Sociedades médicas criticam não incorporação de canetas para obesidade no SUS
Entidades argumentam que decisão reforça desigualdades no acesso ao tratamento, enquanto Conitec alega inviabilidade orçamentária
Três grandes sociedades médicas do país se manifestaram contra a decisão da Comissão Nacional de Incorporação de Tecnologias (Conitec) de não incorporar medicamentos injetáveis para obesidade e diabetes no Sistema Único de Saúde (SUS). Em nota conjunta, a Associação Brasileira para o Estudo da Obesidade e Síndrome Metabólica (ABESO), a Sociedade Brasileira de Diabetes (SBD) e a Sociedade Brasileira de Endocrinologia e Metabologia (SBEM) afirmaram que a medida representa um “ferimento aos princípios de equidade, universalidade e integralidade” que estruturam o sistema público de saúde
Na nota, divulgada neste sábado, 23, as sociedades médicas lembram que hoje existem seis medicamentos aprovados pela Agência Nacional de Vigilância Sanitária (Anvisa) para o tratamento da obesidade, mas todos acessíveis apenas no mercado privado. “Assistimos à elitização do acesso ao tratamento medicamentoso da obesidade”, afirmam.
O posicionamento também critica o fato de a Conitec ter rejeitado pedidos diferentes: a incorporação da liraglutida (solicitação das entidades) e da semaglutida (solicitação da fabricante, Novo Nordisk). Além disso, as entidades questionam a ausência de avaliação da sibutramina, um fármaco de baixo custo – cerca de R$ 30 por mês – cujo uso no SUS foi solicitado em 2024.

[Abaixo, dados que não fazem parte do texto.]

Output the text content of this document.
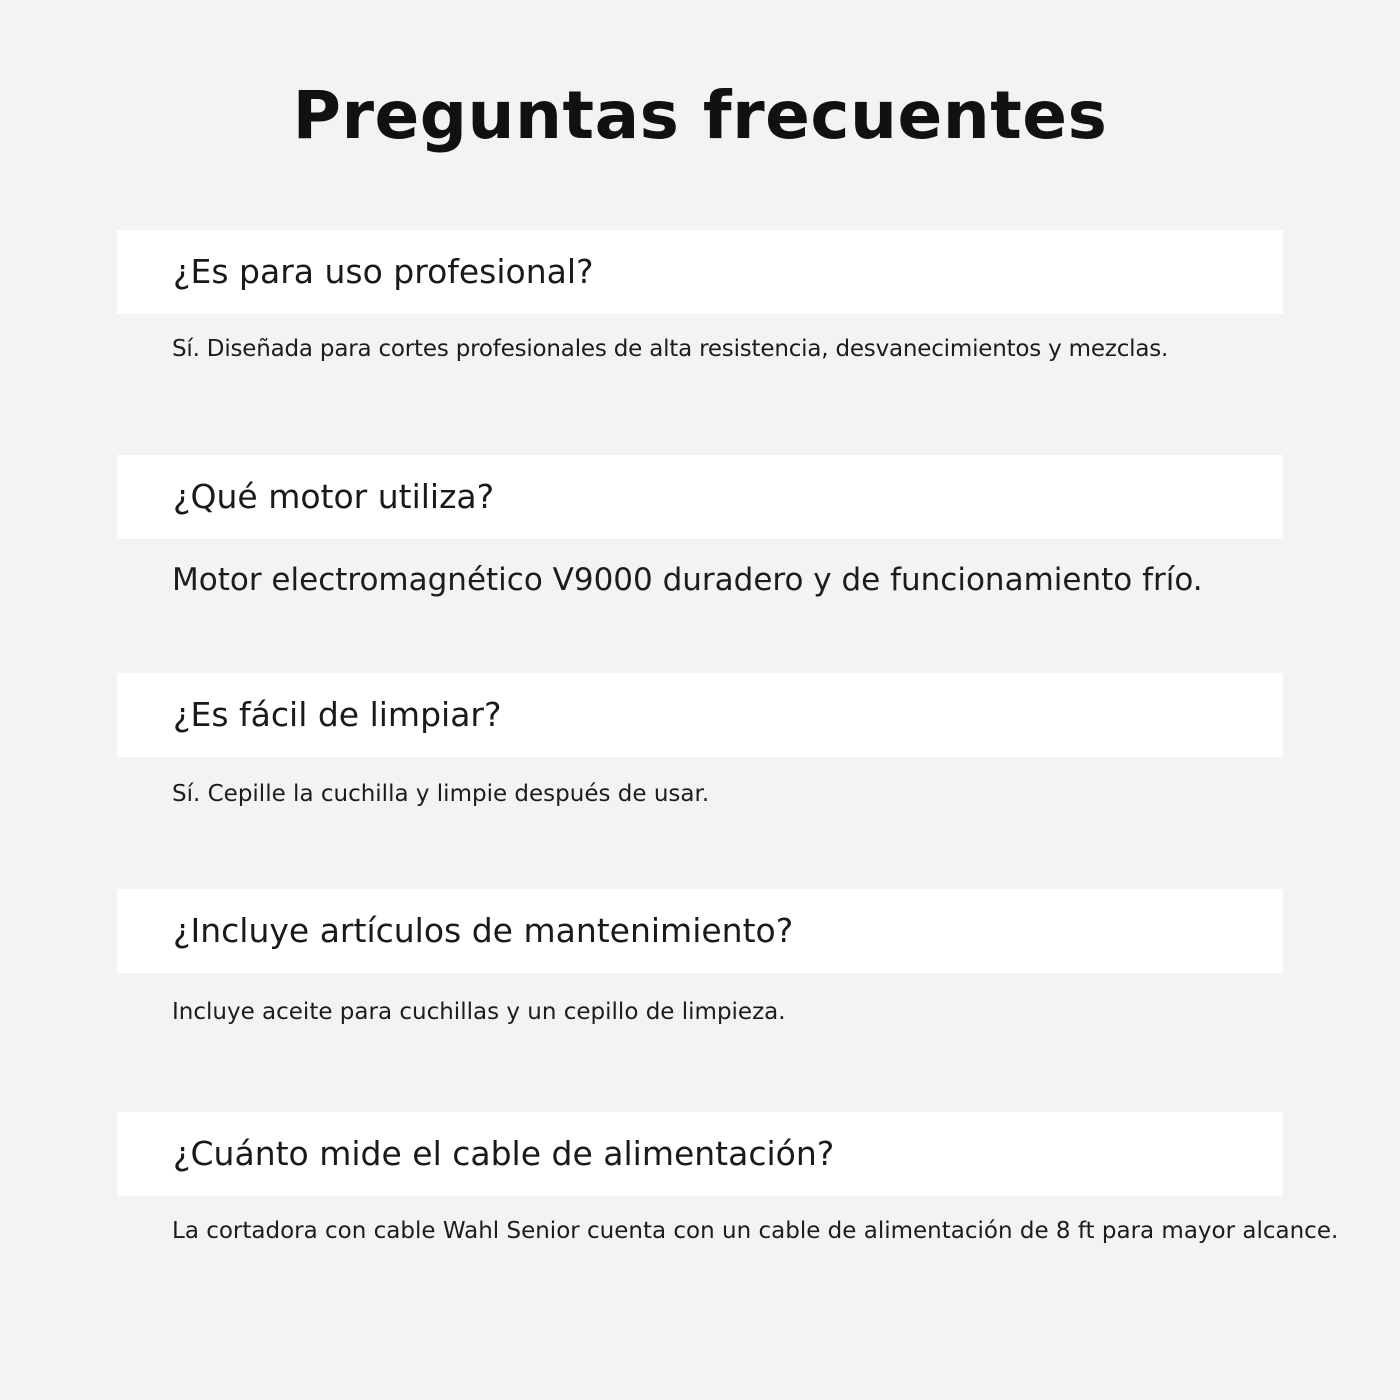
Preguntas frecuentes
¿Es para uso profesional?
Sí. Diseñada para cortes profesionales de alta resistencia, desvanecimientos y mezclas.
¿Qué motor utiliza?
Motor electromagnético V9000 duradero y de funcionamiento frío.
¿Es fácil de limpiar?
Sí. Cepille la cuchilla y limpie después de usar.
¿Incluye artículos de mantenimiento?
Incluye aceite para cuchillas y un cepillo de limpieza.
¿Cuánto mide el cable de alimentación?
La cortadora con cable Wahl Senior cuenta con un cable de alimentación de 8 ft para mayor alcance.
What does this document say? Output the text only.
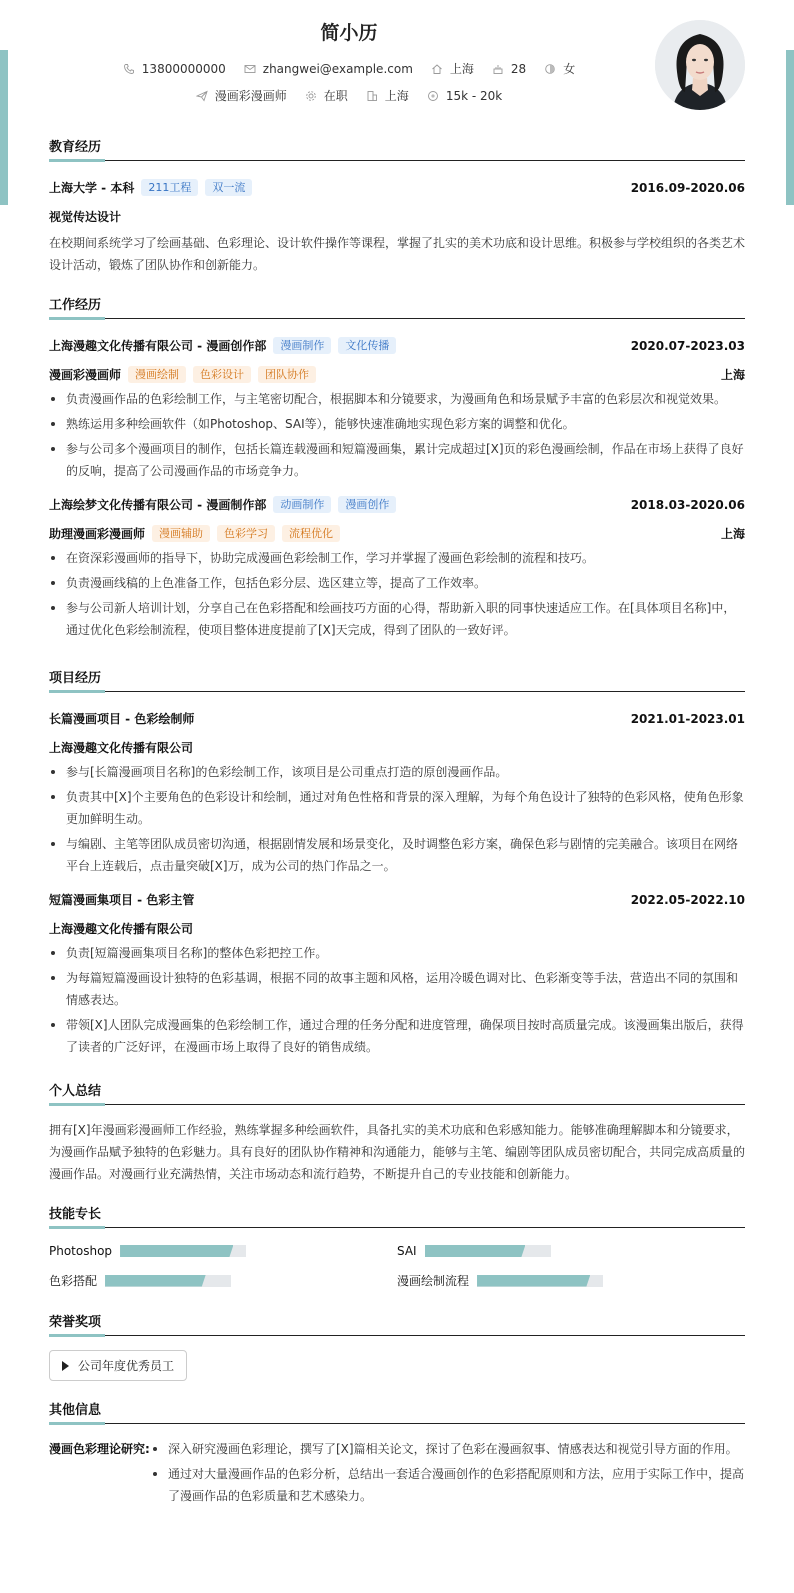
简小历
13800000000	zhangwei@example.com	上海	28	女
漫画彩漫画师	在职	上海	15k - 20k
教育经历
上海大学 - 本科	211工程	双一流	2016.09-2020.06
视觉传达设计
在校期间系统学习了绘画基础、色彩理论、设计软件操作等课程，掌握了扎实的美术功底和设计思维。积极参与学校组织的各类艺术设计活动，锻炼了团队协作和创新能力。
工作经历
上海漫趣文化传播有限公司 - 漫画创作部	漫画制作	文化传播	2020.07-2023.03
漫画彩漫画师	漫画绘制	色彩设计	团队协作	上海
负责漫画作品的色彩绘制工作，与主笔密切配合，根据脚本和分镜要求，为漫画角色和场景赋予丰富的色彩层次和视觉效果。
熟练运用多种绘画软件（如Photoshop、SAI等），能够快速准确地实现色彩方案的调整和优化。
参与公司多个漫画项目的制作，包括长篇连载漫画和短篇漫画集，累计完成超过[X]页的彩色漫画绘制，作品在市场上获得了良好的反响，提高了公司漫画作品的市场竞争力。
上海绘梦文化传播有限公司 - 漫画制作部	动画制作	漫画创作	2018.03-2020.06
助理漫画彩漫画师	漫画辅助	色彩学习	流程优化	上海
在资深彩漫画师的指导下，协助完成漫画色彩绘制工作，学习并掌握了漫画色彩绘制的流程和技巧。
负责漫画线稿的上色准备工作，包括色彩分层、选区建立等，提高了工作效率。
参与公司新人培训计划，分享自己在色彩搭配和绘画技巧方面的心得，帮助新入职的同事快速适应工作。在[具体项目名称]中，通过优化色彩绘制流程，使项目整体进度提前了[X]天完成，得到了团队的一致好评。
项目经历
长篇漫画项目 - 色彩绘制师	2021.01-2023.01
上海漫趣文化传播有限公司
参与[长篇漫画项目名称]的色彩绘制工作，该项目是公司重点打造的原创漫画作品。
负责其中[X]个主要角色的色彩设计和绘制，通过对角色性格和背景的深入理解，为每个角色设计了独特的色彩风格，使角色形象更加鲜明生动。
与编剧、主笔等团队成员密切沟通，根据剧情发展和场景变化，及时调整色彩方案，确保色彩与剧情的完美融合。该项目在网络平台上连载后，点击量突破[X]万，成为公司的热门作品之一。
短篇漫画集项目 - 色彩主管	2022.05-2022.10
上海漫趣文化传播有限公司
负责[短篇漫画集项目名称]的整体色彩把控工作。
为每篇短篇漫画设计独特的色彩基调，根据不同的故事主题和风格，运用冷暖色调对比、色彩渐变等手法，营造出不同的氛围和情感表达。
带领[X]人团队完成漫画集的色彩绘制工作，通过合理的任务分配和进度管理，确保项目按时高质量完成。该漫画集出版后，获得了读者的广泛好评，在漫画市场上取得了良好的销售成绩。
个人总结
拥有[X]年漫画彩漫画师工作经验，熟练掌握多种绘画软件，具备扎实的美术功底和色彩感知能力。能够准确理解脚本和分镜要求，为漫画作品赋予独特的色彩魅力。具有良好的团队协作精神和沟通能力，能够与主笔、编剧等团队成员密切配合，共同完成高质量的漫画作品。对漫画行业充满热情，关注市场动态和流行趋势，不断提升自己的专业技能和创新能力。
技能专长
Photoshop	SAI
色彩搭配	漫画绘制流程
荣誉奖项
公司年度优秀员工
其他信息
漫画色彩理论研究:	深入研究漫画色彩理论，撰写了[X]篇相关论文，探讨了色彩在漫画叙事、情感表达和视觉引导方面的作用。
通过对大量漫画作品的色彩分析，总结出一套适合漫画创作的色彩搭配原则和方法，应用于实际工作中，提高了漫画作品的色彩质量和艺术感染力。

Outro ponto de contestação diz respeito ao cálculo da relação de custo-efetividade dos medicamentos de nova geração. Segundo a ABESO, SBD e SBEM, os parâmetros utilizados pela Conitec desconsideraram parte dos efeitos positivos da perda de peso sobre a saúde. A obesidade está associada a mais de 200 condições clínicas, como hipertensão, diabetes tipo 2, apneia do sono e doenças cardiovasculares, que elevam a mortalidade e geram custos altos ao sistema público.
Para as entidades, ao não incluir esses desfechos no balanço econômico, a comissão chegou a conclusões que inviabilizaram a incorporação dos medicamentos. “Nesse descompasso entre o técnico e o óbvio, a população que mais precisa continua desassistida”, escreveram os presidentes das sociedades médicas
Na nota, as entidades também chamam atenção para o impacto desproporcional da obesidade entre mulheres negras, periféricas e de baixa renda, e afirmam que, desde 2019, a Conitec já negou cinco vezes a incorporação de medicamentos contra a doença com base nos custos.
Entenda decisão da Conitec
A decisão da Conitec foi anunciada nesta quarta-feira, 20, e rejeitou a inclusão no SUS da semaglutida 2,4 mg (comercializada como Wegovy, da Novo Nordisk) e da liraglutida para tratamento da obesidade.
O parecer desfavorável se baseou, principalmente, no impacto orçamentário. A comissão estimou que a oferta da semaglutida poderia gerar um custo acumulado de R$ 6,4 a R$ 7 bilhões em cinco anos, considerando o uso contínuo – já que se trata de uma doença crônica e de tratamento prolongado. Mesmo em um cenário restrito, apenas para pacientes acima de 45 anos, com histórico de doença cardiovascular e sem diabetes, o gasto projetado seria de R$ 1,5 bilhão em cinco anos.
O fato de o medicamento ainda estar sob patente também pesou na decisão. Na reunião, apenas um dos membros votou a favor da incorporação.
A Novo Nordisk, fabricante do Wegovy e também do Ozempic, afirmou em nota que compreende as limitações do sistema, mas ressaltou que a própria Conitec reconheceu a eficácia, segurança e custo-efetividade da terapia. “A Novo Nordisk compreende que o histórico subfinanciamento do SUS, somado ao contexto de desequilíbrio fiscal, restrições orçamentárias e obsolescência dos mecanismos de incorporação vigentes atualmente, impõem desafios para oferta de tecnologias inovadoras de saúde à população em nível nacional, mesmo quando estas são evidentemente custo-efetivas”, disse a empresa.
Segundo a farmacêutica, mais de 1.300 manifestações de apoio foram registradas durante a consulta pública, vindas de entidades médicas e representantes de pacientes.